Biographical Sketch 
Dr. Gerald Fuller, Professor of Cell Biology, received his Ph.D. degree in biology from the University of California at San Diego in 1968 and then carried out postdoctoral studies at the Massachusetts Institute of Technology. In 1970, he was appointed to the faculty of Medicine in the Department of Human Genetics at the University of Texas medical School at Galveston, where he remained from 1970 to 1985 and attained the rank of Professor. Dr. Fuller joined the UAB faculty in 1985 as a Professor of Cell Biology.
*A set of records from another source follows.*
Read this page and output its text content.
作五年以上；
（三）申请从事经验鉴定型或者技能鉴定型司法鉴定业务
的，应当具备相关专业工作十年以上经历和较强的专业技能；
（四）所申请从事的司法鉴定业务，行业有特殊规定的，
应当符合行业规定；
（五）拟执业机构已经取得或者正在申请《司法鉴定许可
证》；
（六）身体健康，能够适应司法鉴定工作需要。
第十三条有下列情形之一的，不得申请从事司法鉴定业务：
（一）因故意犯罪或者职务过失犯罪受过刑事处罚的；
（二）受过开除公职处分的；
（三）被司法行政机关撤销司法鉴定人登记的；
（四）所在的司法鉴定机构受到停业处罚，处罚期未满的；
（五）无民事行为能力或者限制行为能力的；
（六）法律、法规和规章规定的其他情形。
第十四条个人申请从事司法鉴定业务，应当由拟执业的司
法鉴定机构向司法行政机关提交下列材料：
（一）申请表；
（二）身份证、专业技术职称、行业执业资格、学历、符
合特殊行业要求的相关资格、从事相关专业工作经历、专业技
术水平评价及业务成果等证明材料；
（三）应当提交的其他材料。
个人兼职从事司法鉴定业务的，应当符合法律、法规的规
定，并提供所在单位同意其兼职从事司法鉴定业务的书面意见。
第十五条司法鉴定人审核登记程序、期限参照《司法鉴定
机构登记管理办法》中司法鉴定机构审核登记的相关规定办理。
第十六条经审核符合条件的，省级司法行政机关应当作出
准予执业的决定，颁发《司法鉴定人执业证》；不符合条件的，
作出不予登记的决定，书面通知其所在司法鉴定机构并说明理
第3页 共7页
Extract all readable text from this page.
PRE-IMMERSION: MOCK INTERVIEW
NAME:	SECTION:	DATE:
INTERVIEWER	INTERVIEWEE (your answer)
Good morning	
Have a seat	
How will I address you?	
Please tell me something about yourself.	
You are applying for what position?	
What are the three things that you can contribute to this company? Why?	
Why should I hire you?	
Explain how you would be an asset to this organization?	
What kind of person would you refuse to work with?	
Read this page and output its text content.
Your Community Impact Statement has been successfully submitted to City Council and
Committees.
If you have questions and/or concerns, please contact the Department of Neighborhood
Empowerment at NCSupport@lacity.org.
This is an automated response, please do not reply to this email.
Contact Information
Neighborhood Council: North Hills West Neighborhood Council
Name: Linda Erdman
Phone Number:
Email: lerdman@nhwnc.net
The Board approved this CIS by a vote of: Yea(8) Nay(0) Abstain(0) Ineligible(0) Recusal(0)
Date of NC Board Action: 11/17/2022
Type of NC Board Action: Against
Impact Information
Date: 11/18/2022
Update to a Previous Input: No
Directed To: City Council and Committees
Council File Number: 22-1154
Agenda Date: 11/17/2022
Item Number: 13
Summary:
Research/Clinical Interest
The central focus of my laboratory is to understand the molecular details of how plasma protein genes in the liver are regulated. Our model protein, fibrinogen, is the product of three separate genes. Extensive information shows that increased fibrinogen levels may be involved in coronary artery disease, stroke and renal failure; however, many details of how its synthesis is controlled are unknown. We do know that its transcription, translation and assembly is stringently coordinated. Fibrinogen is up-regulated by the cytokine interleukin-6 (IL-6) and glucocorticoids as well as other members of this cytokine family but the specifics of these events have yet to be elucidated. Using primary hepatocytes, we are studying the promoter regions of each gene to identify the IL-6 responsive elements and to isolate, clone and sequence the IL-6 transcription factors. We have cloned the IL-6 signal transducing protein in the liver cell and are studying the intracellular signaling pathway(s) stimulated by IL-6 that leads to upregulating fibrinogen gene transcription. We recently identified a feedback pathway involving fibrin fragments that stimulates both IL-6 expression in leukocytes and fibrinogen biosynthesis directly in hepatocytes. These hepatocyte receptors of the fragments have been identified but not studied. Understanding how this critical molecule is regulated will provide much needed information that will be useful in several human diseases.